États-Unis : les géants de l’alimentation chassent les calories pour échapper à la justice

New York (États-Unis), 2 juillet 2003 – Des fruits frais à la place de frites, des saucisses moins grasses et un retour à des portions à dimension humaine : les géants américains de l’alimentation et du fast food partent à la chasse aux calories pour tenter d’échapper à de ruineuses plaintes d’obèses.

« Je pense qu’il était grand temps », a lancé Judith Stern, vice-présidente de l’American Obesity Association, alors que l’obésité est devenue un fléau aux Etats-Unis, avec 300 000 morts chaque année, et alors que 65% de la population adulte souffre d’un excès de poids.

Kraft Foods, le numéro un américain de l’alimentaire, qui vend les biscuits Oreo, les saucisses Oscar Mayer, des pizzas et des plats cuisinés, a promis mardi de rendre ses produits moins caloriques et de mieux informer les consommateurs.

Kraft est même prêt à réduire ses portions individuelles pour forcer ses clients à manger moins… malgré eux.

Une mini-révolution dans un pays où en avoir le plus possible pour son argent est un sport national.

En prenant ainsi l’initiative, Kraft espère échapper au sort de l’industrie du tabac qui croule sous les plaintes et les dizaines de milliards de dollars d’amendes pour avoir porté atteinte à la santé de ses clients.
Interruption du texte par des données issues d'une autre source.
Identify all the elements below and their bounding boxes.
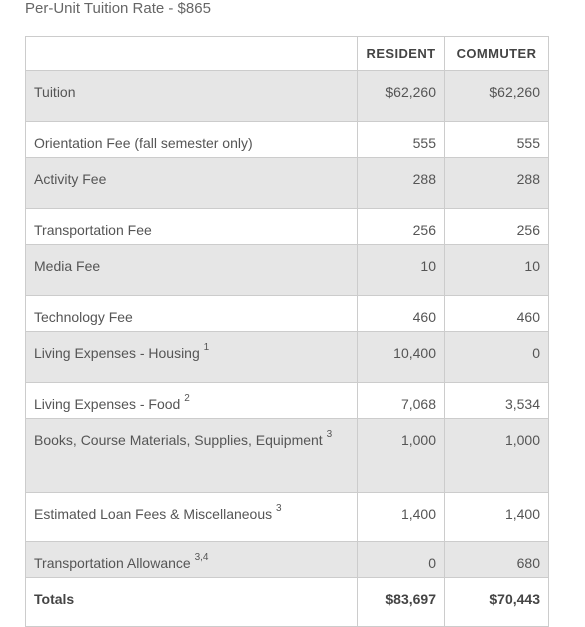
- header-resident: RESIDENT: [357, 36, 445, 71]
- resident-value: 555: [357, 121, 445, 158]
- row-label: Living Expenses - Food 2: [25, 382, 358, 419]
- row-label: Books, Course Materials, Supplies, Equip…: [25, 418, 358, 493]
- row-label: Media Fee: [25, 244, 358, 296]
- row-label: Living Expenses - Housing 1: [25, 331, 358, 383]
- commuter-value: 288: [444, 157, 549, 209]
- commuter-value: 680: [444, 541, 549, 578]
- table-row: Media Fee 10 10: [25, 244, 549, 296]
- resident-value: 1,000: [357, 418, 445, 493]
- commuter-value: 555: [444, 121, 549, 158]
- commuter-value: 460: [444, 295, 549, 332]
- footnote-ref: 3: [276, 503, 282, 514]
- row-label: Transportation Fee: [25, 208, 358, 245]
- commuter-total: $70,443: [444, 577, 549, 627]
- commuter-value: 256: [444, 208, 549, 245]
- row-label: Orientation Fee (fall semester only): [25, 121, 358, 158]
- resident-value: 10: [357, 244, 445, 296]
- resident-value: 256: [357, 208, 445, 245]
- table-row: Activity Fee 288 288: [25, 157, 549, 209]
- resident-value: 0: [357, 541, 445, 578]
- row-label: Technology Fee: [25, 295, 358, 332]
- resident-total: $83,697: [357, 577, 445, 627]
- footnote-ref: 2: [184, 393, 190, 404]
- table-row: Estimated Loan Fees & Miscellaneous 3 1,…: [25, 492, 549, 542]
- totals-row: Totals $83,697 $70,443: [25, 577, 549, 627]
- row-label: Activity Fee: [25, 157, 358, 209]
- header-row: RESIDENT COMMUTER: [25, 36, 549, 71]
- table-row: Orientation Fee (fall semester only) 555…: [25, 121, 549, 158]
- cost-table: RESIDENT COMMUTER Tuition $62,260 $62,26…: [25, 36, 549, 627]
- commuter-value: 0: [444, 331, 549, 383]
- resident-value: 7,068: [357, 382, 445, 419]
- table-row: Tuition $62,260 $62,260: [25, 70, 549, 122]
- row-label: Transportation Allowance 3,4: [25, 541, 358, 578]
- table-row: Living Expenses - Housing 1 10,400 0: [25, 331, 549, 383]
- commuter-value: $62,260: [444, 70, 549, 122]
- commuter-value: 10: [444, 244, 549, 296]
- header-blank-cell: [25, 36, 358, 71]
- table-row: Living Expenses - Food 2 7,068 3,534: [25, 382, 549, 419]
- table-row: Books, Course Materials, Supplies, Equip…: [25, 418, 549, 493]
- footnote-ref: 3: [326, 429, 333, 440]
- totals-label: Totals: [25, 577, 358, 627]
- row-label: Estimated Loan Fees & Miscellaneous 3: [25, 492, 358, 542]
- table-row: Transportation Allowance 3,4 0 680: [25, 541, 549, 578]
- table-row: Technology Fee 460 460: [25, 295, 549, 332]
- resident-value: $62,260: [357, 70, 445, 122]
- commuter-value: 3,534: [444, 382, 549, 419]
- row-label: Tuition: [25, 70, 358, 122]
- table-row: Transportation Fee 256 256: [25, 208, 549, 245]
- resident-value: 288: [357, 157, 445, 209]
- resident-value: 1,400: [357, 492, 445, 542]
- header-commuter: COMMUTER: [444, 36, 549, 71]
- commuter-value: 1,400: [444, 492, 549, 542]
- footnote-ref: 3,4: [194, 552, 209, 563]
- footnote-ref: 1: [203, 342, 210, 353]
- resident-value: 10,400: [357, 331, 445, 383]
- tuition-rate-heading: Per-Unit Tuition Rate - $865: [25, 0, 211, 17]
- commuter-value: 1,000: [444, 418, 549, 493]
- resident-value: 460: [357, 295, 445, 332]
Il est bien placé pour savoir ce qu’il en coûte, puisqu’il fait partie du groupe Altria, qui fabrique aussi les cigarettes Philip Morris.

McDonald’s, Pepsico ou Kellog multiplient déjà les initiatives pour se donner une image plus saine.

Le géant du hamburger-frites a senti le vent du boulet avec une plainte d’enfants obèses –pour l’instant rejetée– mais qui pourrait être le début d’une longue série de procès.

Le risque de poursuites est tellement tangible qu’un projet de loi interdisant ce genre d’actions a même été proposé pour protéger l’industrie alimentaire et la restauration rapide.

Ce projet néanmoins est loin de faire l’unanimité.

Pour John Banzhaf, professeur de droit à la George Washington University, les chaînes de fast food devraient plutôt mettre fin à la publicité mensongère et diffuser plus d’informations. « Si les restaurants fast food faisaient cela (…) il semble qu’ils se mettraient largement à l’abri de poursuites potentielles », a-t-il déclaré lors d’une audition sur le sujet à la Chambre des représentants.

La Chambre de commerce des États-Unis, un puissant lobby des entreprises, a choisi de contre-attaquer sur un ton mordant.

« Les repas dans les fast food ne provoquent pas de dépendance chimique » et on entend rarement parler d’un de leurs clients « tremblant à cause du manque quand il renonce à un sandwich à la dinde ou à un filet de poisson surgelé », plaisante l’auteur d’une étude commanditée par la Chambre de commerce, pour prouver que les fast foods ne sont pas à l’origine du mal.

Sur le plan de la santé publique, les experts espèrent quand même que l’exemple de Kraft va faire tache d’huile.

« C’est une première de la part d’un grand de l’alimentation (…) d’autres groupes alimentaires vont devoir en tenir compte », affirme Kelly Brownell de Yale University au New York Times.

McDo, par exemple, proposera cet été aux Etats-Unis le choix d’un sachet de fruits frais en lieu et place du cornet de frites accompagnant ses repas pour enfants.

Pepsico, qui est le roi du « snack » avec sa filiale Frito-Lay, a également pris les devants en promettant de supprimer le « mauvais » gras dans sa gamme de chips.